Non è una scrittura facile, quella di Schmidt. È una prosa originalissima, ricca di note, rimandi, gerghi, accostamenti incongrui, fratture, asperità, è complicata e asciutta al tempo stesso. Eppure ogni volta (di lui avevo già letto Paesaggio lacustre con Pocahontas, Dalla vita di un fauno, Alessandro e Specchi neri) è una meraviglia quasi stordente.

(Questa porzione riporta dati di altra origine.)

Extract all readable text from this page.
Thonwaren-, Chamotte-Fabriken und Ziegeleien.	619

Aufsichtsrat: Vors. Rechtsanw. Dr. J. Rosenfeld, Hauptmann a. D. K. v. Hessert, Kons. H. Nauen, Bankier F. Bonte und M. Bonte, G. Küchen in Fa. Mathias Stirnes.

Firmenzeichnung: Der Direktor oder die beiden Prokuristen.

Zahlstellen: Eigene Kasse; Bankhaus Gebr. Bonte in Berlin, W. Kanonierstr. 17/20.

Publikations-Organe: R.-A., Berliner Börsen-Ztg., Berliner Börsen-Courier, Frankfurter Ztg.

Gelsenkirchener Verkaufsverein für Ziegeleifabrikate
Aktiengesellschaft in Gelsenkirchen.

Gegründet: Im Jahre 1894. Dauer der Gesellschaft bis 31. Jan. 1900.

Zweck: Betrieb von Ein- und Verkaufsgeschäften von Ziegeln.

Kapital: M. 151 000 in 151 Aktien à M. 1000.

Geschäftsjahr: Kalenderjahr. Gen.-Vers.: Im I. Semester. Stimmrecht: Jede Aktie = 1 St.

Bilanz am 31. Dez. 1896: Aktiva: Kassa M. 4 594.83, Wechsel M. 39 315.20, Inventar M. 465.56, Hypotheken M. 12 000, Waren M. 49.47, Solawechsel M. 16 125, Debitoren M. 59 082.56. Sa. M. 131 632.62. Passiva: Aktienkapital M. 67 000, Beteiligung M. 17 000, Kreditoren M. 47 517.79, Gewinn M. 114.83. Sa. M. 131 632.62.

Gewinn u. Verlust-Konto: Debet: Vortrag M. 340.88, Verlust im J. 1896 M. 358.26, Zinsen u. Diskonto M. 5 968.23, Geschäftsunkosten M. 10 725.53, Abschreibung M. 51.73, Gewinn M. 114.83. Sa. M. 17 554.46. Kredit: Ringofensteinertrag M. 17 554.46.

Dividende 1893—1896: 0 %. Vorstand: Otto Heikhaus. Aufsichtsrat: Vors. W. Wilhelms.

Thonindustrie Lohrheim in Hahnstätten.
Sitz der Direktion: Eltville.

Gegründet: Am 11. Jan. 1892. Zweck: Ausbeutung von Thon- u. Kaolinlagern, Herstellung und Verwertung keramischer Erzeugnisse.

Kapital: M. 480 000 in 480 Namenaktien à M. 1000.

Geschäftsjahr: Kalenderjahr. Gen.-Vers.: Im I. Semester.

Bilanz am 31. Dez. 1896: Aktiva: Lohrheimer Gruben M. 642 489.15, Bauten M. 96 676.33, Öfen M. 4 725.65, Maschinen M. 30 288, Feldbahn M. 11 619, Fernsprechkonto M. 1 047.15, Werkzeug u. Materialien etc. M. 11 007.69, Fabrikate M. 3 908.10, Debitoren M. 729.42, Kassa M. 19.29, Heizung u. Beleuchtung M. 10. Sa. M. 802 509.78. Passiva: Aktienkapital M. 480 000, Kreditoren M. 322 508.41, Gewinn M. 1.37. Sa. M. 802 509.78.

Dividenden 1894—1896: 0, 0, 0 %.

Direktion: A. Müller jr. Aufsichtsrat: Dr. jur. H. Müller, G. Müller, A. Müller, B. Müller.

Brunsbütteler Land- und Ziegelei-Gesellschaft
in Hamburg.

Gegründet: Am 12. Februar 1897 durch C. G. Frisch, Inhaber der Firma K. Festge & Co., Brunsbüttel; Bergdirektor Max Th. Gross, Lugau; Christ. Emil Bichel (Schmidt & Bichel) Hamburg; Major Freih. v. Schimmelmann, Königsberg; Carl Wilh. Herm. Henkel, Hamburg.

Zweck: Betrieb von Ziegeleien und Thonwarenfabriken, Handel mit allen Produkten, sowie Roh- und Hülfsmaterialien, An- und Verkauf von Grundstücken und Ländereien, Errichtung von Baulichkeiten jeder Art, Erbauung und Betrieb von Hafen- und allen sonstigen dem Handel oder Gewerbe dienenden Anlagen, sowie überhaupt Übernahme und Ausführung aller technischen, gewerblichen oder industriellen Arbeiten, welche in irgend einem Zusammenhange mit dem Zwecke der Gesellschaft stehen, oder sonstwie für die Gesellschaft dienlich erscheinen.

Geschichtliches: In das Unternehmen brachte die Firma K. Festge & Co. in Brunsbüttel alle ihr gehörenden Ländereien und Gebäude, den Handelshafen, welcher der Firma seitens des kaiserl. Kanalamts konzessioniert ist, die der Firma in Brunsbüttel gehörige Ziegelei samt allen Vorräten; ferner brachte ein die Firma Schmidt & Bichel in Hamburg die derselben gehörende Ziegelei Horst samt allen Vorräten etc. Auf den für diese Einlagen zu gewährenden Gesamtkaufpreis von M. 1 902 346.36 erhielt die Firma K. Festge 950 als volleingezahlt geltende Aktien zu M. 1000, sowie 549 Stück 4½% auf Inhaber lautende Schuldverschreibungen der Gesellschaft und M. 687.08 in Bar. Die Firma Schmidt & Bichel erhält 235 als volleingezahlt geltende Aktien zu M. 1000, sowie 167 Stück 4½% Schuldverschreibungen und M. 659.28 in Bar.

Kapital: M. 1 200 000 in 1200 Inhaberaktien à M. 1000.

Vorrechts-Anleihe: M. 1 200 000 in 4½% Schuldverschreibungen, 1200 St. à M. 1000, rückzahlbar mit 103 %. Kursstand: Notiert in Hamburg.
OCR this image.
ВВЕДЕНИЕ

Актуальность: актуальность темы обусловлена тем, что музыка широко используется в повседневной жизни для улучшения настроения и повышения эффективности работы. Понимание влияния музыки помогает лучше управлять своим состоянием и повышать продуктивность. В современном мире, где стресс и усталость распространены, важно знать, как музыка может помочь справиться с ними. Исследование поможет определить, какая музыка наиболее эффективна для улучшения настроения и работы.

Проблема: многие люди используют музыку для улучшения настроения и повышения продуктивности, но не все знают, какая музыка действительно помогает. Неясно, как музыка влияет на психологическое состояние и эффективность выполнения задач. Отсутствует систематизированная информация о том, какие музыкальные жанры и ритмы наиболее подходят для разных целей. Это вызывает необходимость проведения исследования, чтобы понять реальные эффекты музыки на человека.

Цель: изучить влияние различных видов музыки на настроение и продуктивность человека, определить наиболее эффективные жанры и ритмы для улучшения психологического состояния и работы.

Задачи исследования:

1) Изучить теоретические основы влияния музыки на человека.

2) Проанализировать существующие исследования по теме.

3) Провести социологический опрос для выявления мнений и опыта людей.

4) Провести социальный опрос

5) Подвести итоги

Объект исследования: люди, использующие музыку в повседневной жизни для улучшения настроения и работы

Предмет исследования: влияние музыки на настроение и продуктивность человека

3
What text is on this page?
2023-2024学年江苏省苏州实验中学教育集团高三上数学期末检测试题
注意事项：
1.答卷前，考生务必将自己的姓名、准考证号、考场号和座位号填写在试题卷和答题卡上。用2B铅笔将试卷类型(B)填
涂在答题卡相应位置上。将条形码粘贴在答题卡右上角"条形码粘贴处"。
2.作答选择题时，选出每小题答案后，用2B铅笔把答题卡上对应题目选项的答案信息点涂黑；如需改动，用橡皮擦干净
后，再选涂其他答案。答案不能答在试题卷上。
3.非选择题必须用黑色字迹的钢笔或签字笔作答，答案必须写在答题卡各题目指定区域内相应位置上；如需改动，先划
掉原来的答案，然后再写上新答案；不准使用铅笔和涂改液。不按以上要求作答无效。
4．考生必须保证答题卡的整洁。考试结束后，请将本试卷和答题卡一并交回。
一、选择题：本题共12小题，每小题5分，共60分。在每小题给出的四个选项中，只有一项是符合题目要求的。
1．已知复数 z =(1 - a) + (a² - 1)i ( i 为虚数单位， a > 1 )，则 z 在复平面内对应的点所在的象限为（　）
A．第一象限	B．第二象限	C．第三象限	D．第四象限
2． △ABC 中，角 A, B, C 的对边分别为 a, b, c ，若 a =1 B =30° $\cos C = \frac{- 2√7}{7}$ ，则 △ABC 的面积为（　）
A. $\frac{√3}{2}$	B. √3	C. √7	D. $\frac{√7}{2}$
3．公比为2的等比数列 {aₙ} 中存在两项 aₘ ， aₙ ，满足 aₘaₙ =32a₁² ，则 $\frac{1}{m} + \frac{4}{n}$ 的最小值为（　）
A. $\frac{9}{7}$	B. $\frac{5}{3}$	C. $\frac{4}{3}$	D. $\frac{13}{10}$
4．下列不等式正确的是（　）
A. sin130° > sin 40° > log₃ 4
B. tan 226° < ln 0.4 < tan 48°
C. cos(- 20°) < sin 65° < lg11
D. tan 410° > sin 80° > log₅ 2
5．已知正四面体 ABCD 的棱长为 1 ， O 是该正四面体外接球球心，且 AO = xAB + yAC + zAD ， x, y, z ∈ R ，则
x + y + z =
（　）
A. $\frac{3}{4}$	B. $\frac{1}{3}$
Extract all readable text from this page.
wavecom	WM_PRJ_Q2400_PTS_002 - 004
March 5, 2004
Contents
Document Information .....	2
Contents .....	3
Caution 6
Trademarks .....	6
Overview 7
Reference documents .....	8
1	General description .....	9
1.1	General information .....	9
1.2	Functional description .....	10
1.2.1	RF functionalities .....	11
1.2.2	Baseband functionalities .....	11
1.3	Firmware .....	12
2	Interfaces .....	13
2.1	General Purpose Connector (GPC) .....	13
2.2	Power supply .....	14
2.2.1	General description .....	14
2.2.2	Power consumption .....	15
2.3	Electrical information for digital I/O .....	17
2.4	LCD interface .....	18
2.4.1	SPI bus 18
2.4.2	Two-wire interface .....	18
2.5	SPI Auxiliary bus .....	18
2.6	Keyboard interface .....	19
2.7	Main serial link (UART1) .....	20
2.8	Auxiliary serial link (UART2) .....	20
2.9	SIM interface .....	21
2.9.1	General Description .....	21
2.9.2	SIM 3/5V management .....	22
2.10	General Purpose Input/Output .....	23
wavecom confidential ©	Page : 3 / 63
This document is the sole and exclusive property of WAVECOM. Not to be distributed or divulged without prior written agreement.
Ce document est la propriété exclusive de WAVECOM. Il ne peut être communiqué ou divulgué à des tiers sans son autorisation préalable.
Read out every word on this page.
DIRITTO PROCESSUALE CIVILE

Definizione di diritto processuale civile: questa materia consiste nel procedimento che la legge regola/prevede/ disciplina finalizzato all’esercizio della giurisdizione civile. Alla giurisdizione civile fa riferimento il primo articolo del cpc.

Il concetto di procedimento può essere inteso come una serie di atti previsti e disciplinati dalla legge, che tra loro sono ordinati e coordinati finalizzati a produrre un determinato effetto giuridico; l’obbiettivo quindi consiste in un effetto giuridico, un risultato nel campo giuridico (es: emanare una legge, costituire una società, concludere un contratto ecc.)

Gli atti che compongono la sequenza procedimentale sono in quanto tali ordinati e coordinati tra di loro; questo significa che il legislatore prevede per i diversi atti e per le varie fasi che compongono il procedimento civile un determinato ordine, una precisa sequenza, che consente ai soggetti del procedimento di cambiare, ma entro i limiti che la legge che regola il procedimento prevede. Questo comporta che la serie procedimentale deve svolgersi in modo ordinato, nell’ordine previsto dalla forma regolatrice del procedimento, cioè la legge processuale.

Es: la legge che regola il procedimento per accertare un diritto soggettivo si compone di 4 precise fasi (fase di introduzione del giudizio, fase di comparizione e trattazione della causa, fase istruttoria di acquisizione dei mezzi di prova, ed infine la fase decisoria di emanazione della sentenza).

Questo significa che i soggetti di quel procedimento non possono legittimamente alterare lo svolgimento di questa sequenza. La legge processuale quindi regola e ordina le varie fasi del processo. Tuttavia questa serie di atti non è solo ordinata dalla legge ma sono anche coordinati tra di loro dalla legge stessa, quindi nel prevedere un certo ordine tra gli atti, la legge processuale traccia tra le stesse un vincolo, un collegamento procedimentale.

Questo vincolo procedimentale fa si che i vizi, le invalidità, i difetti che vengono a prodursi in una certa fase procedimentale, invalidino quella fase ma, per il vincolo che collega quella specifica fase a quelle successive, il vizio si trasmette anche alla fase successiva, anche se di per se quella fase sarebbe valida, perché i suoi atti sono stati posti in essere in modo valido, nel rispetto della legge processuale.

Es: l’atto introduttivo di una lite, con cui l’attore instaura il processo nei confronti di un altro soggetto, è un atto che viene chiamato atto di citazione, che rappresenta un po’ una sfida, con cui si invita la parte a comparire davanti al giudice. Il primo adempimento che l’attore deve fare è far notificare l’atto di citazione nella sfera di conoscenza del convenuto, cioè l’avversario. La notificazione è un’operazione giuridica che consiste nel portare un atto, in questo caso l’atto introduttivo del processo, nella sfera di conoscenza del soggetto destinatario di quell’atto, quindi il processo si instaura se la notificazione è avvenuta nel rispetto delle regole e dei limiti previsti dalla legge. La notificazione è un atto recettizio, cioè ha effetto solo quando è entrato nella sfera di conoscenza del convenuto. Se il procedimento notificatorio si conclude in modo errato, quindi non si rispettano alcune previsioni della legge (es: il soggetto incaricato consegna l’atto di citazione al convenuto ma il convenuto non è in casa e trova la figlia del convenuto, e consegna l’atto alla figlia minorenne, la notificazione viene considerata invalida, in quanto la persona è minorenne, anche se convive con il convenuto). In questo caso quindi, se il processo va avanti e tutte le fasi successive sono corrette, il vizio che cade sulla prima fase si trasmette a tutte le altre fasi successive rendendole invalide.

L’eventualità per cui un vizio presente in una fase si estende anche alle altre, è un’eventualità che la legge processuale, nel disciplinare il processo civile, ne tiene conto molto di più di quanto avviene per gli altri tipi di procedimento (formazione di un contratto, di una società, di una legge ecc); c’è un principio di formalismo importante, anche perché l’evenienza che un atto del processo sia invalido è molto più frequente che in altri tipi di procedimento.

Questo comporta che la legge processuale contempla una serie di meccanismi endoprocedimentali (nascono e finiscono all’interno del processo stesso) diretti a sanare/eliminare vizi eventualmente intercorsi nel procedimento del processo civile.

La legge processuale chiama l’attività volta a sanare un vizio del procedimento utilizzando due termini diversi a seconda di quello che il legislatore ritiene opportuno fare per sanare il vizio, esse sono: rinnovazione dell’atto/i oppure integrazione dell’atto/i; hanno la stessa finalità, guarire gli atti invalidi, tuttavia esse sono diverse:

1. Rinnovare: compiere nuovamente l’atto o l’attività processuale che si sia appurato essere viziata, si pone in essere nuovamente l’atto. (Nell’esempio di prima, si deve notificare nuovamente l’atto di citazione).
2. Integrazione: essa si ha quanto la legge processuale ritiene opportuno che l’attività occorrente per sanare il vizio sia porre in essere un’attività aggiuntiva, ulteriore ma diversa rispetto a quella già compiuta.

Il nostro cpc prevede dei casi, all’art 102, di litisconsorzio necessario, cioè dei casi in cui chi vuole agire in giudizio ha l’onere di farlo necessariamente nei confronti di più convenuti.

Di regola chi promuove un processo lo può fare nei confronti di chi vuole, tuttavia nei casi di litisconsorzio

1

Nei rapidi capitoli di questo lavoro (che lui stesso definì “svelto”, in quanto mosso dalla necessità di descrivere, senza intenti accusatori) le immagine vivide del viaggio in treno – con tutti suoi disagi e le diffidenze – dell’arrivo nel paese dove saranno ospitati e dell’insediamento nella piccola mansarda (coppia non sposata e quindi vista con sospetto, coppia che urla un amore fisico e tenerissimo dalla prima all’ultima pagina, ma di matrimonio non parliamone che per lei perdere il sussidio di vedova sarebbe un dramma…) sono contrappuntate di parole poetiche e buffe, tragiche e durissime, ingraffettate da foto, innervate da una volontà di andare avanti, di vivere e viversi nonostante tutti gli orrori e le difficoltà.

Al di là della faticosa bellezza che emerge dalle pagine di I profughi (il libro è curato in modo splendido da Dario Borso), più volte durante la lettura ho pensato alle tante persone che in questi mesi (in questi anni) sono in un cammino senza certezze in qualche pullman, su qualche gommone, trafitti dall’odio e dalla diffidenza di chi incontrano, talvolta rassicurati per poco dall’accoglienza di persone più aperte o organizzate. Ho pensato alle complicità che nascono, agli amori, ai fastidi, eppure alla voglia di vita che devono avere, una voglia un po’ cinica e ferita, che magari non trova in parole così straordinarie come quelle di Schmidt il modo di manifestarsi, ma che non merita nemmeno di venire soffocata nel sacchetto dei luoghi comuni.

Leggetelo Arno Schmitd, comunque. (Si impara anche a rallentare, che va sempre bene).